Mechanism Study on Motion of the Droplet on a Slanted Smooth Surface under Horizontal Airflow

Aiming at the process of the droplet motion on a slanted smooth substrate surface driven by horizontal airflow velocity, a numerical simulation model of droplet on a slanted smooth substrate surface was established based on an arbitrary Lagrange-Euler method. Combined with the numerical simulation and experimental analysis, the motion state of the droplet and the distribution characteristics of the airflow velocity in the direction perpendicular to the slanted smooth surface near the bottom contact line at the lower end of the droplet were studied at different horizontal airflow velocity. It is considered that there were four regions in the airflow velocities: the low-velocity non-linear region close to the wall, the linear zone, non-linear transition zone and high-speed linear zone, of which h(1) = 0.25 mm, h(2) = 0.9 mm, h(3) = 1.4 mm. The results show that the droplet moved in a spreading-shrinking manner on the slanted smooth substrate surface under the action of gravity and wind force.
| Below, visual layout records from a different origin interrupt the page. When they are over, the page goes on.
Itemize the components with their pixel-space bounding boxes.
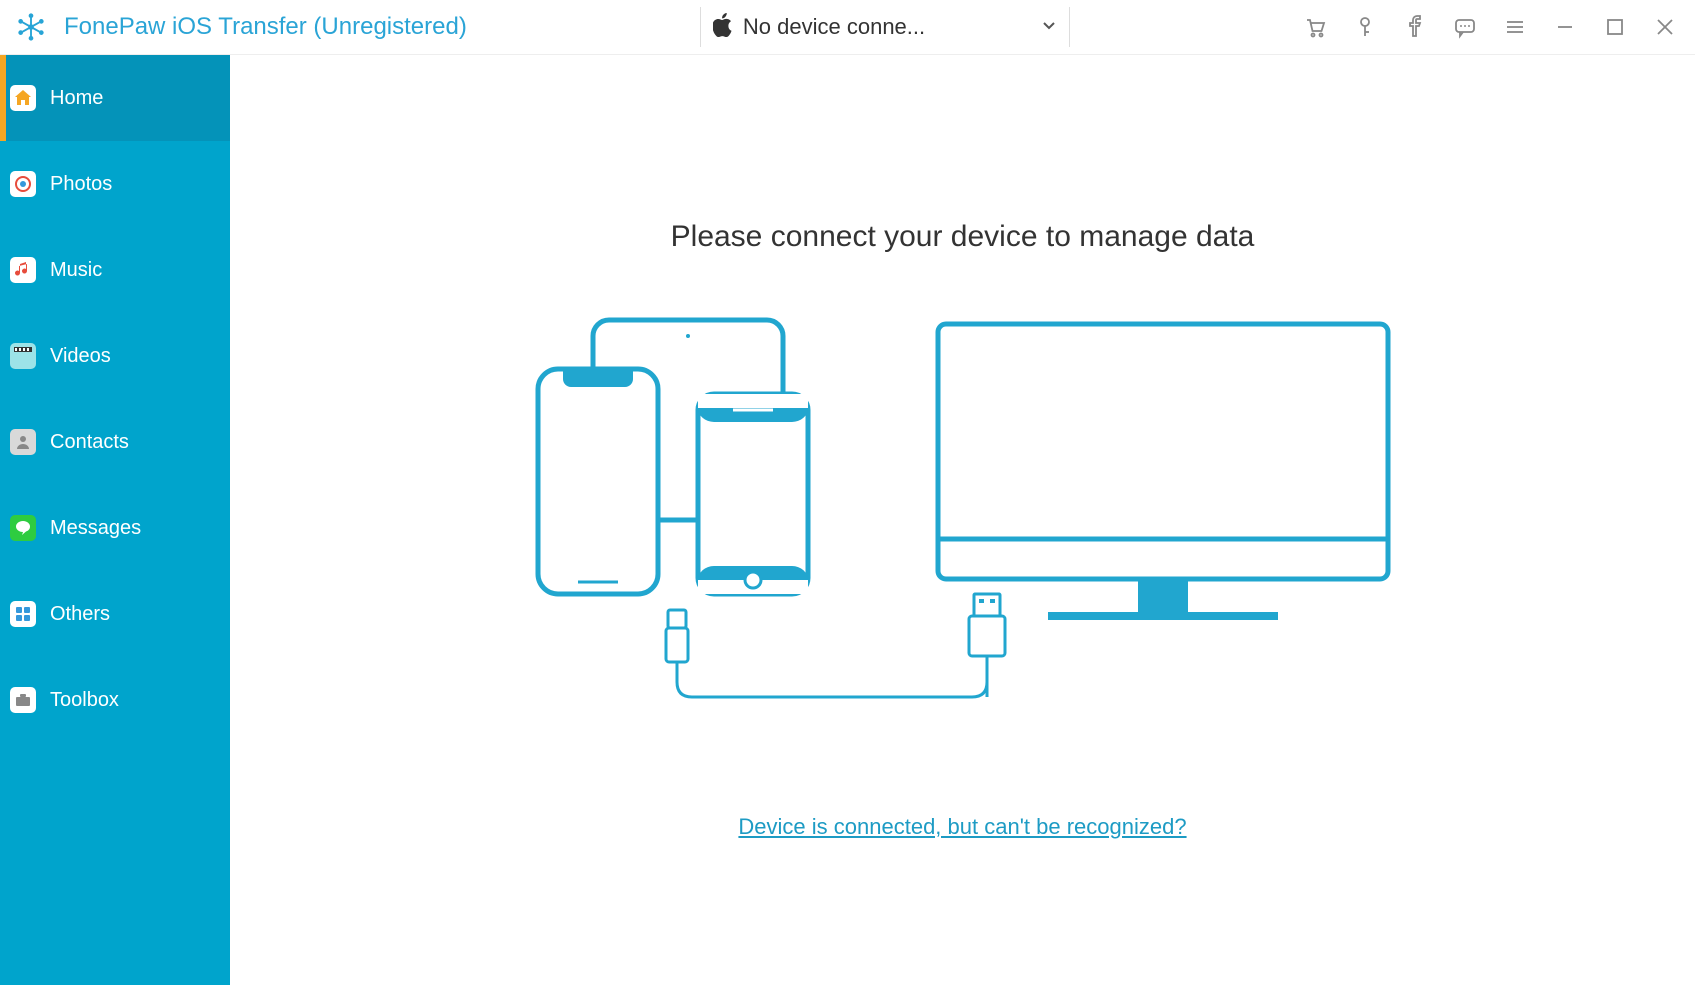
contacts-icon: [10, 429, 36, 455]
home-icon: [10, 85, 36, 111]
feedback-icon[interactable]: [1453, 15, 1477, 39]
facebook-icon[interactable]: [1403, 15, 1427, 39]
sidebar-item-label: Messages: [50, 517, 141, 540]
others-icon: [10, 601, 36, 627]
cart-icon[interactable]: [1303, 15, 1327, 39]
messages-icon: [10, 515, 36, 541]
app-title: FonePaw iOS Transfer (Unregistered): [64, 13, 467, 41]
sidebar-item-others[interactable]: Others: [0, 571, 230, 657]
menu-icon[interactable]: [1503, 15, 1527, 39]
sidebar-item-label: Contacts: [50, 431, 129, 454]
device-selector[interactable]: No device conne...: [700, 7, 1070, 47]
connect-headline: Please connect your device to manage dat…: [671, 220, 1255, 254]
sidebar-item-videos[interactable]: Videos: [0, 313, 230, 399]
sidebar-item-toolbox[interactable]: Toolbox: [0, 657, 230, 743]
chevron-down-icon: [1041, 17, 1057, 38]
sidebar: Home Photos Music Videos: [0, 55, 230, 985]
sidebar-item-label: Music: [50, 259, 102, 282]
videos-icon: [10, 343, 36, 369]
maximize-button[interactable]: [1603, 15, 1627, 39]
music-icon: [10, 257, 36, 283]
sidebar-item-home[interactable]: Home: [0, 55, 230, 141]
main-content: Please connect your device to manage dat…: [230, 55, 1695, 985]
sidebar-item-messages[interactable]: Messages: [0, 485, 230, 571]
toolbar-right: [1303, 15, 1695, 39]
sidebar-item-photos[interactable]: Photos: [0, 141, 230, 227]
sidebar-item-label: Toolbox: [50, 689, 119, 712]
close-button[interactable]: [1653, 15, 1677, 39]
toolbox-icon: [10, 687, 36, 713]
photos-icon: [10, 171, 36, 197]
connect-illustration: [528, 314, 1398, 739]
key-icon[interactable]: [1353, 15, 1377, 39]
not-recognized-link[interactable]: Device is connected, but can't be recogn…: [738, 814, 1186, 840]
sidebar-item-label: Videos: [50, 345, 111, 368]
sidebar-item-label: Others: [50, 603, 110, 626]
app-logo-icon: [16, 12, 46, 42]
sidebar-item-label: Home: [50, 87, 103, 110]
sidebar-item-music[interactable]: Music: [0, 227, 230, 313]
minimize-button[interactable]: [1553, 15, 1577, 39]
apple-icon: [713, 13, 733, 41]
sidebar-item-contacts[interactable]: Contacts: [0, 399, 230, 485]
title-bar: FonePaw iOS Transfer (Unregistered) No d…: [0, 0, 1695, 55]
sidebar-item-label: Photos: [50, 173, 112, 196]
device-selector-label: No device conne...: [743, 14, 925, 40]
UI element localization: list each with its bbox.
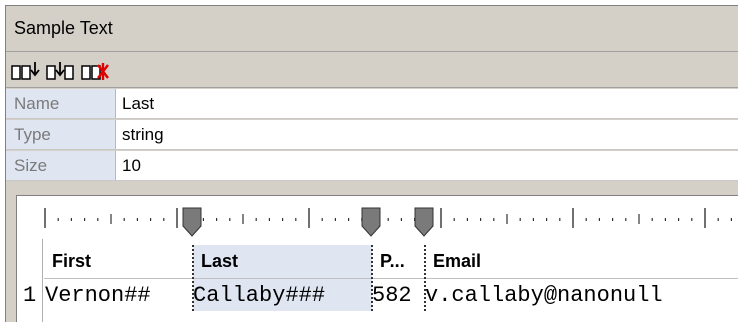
panel-title-bar: Sample Text (6, 6, 738, 52)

The experimental results verify the correctness of the spreading-shrinking movement of the droplet on a slanted smooth surface. Based on the numerical simulation and experimental analysis, it is considered that the instability of liquid-gas free interface affects the movement of the three-phase contact line, the deformation of the droplet on the windward side was large and on the leeward side was small.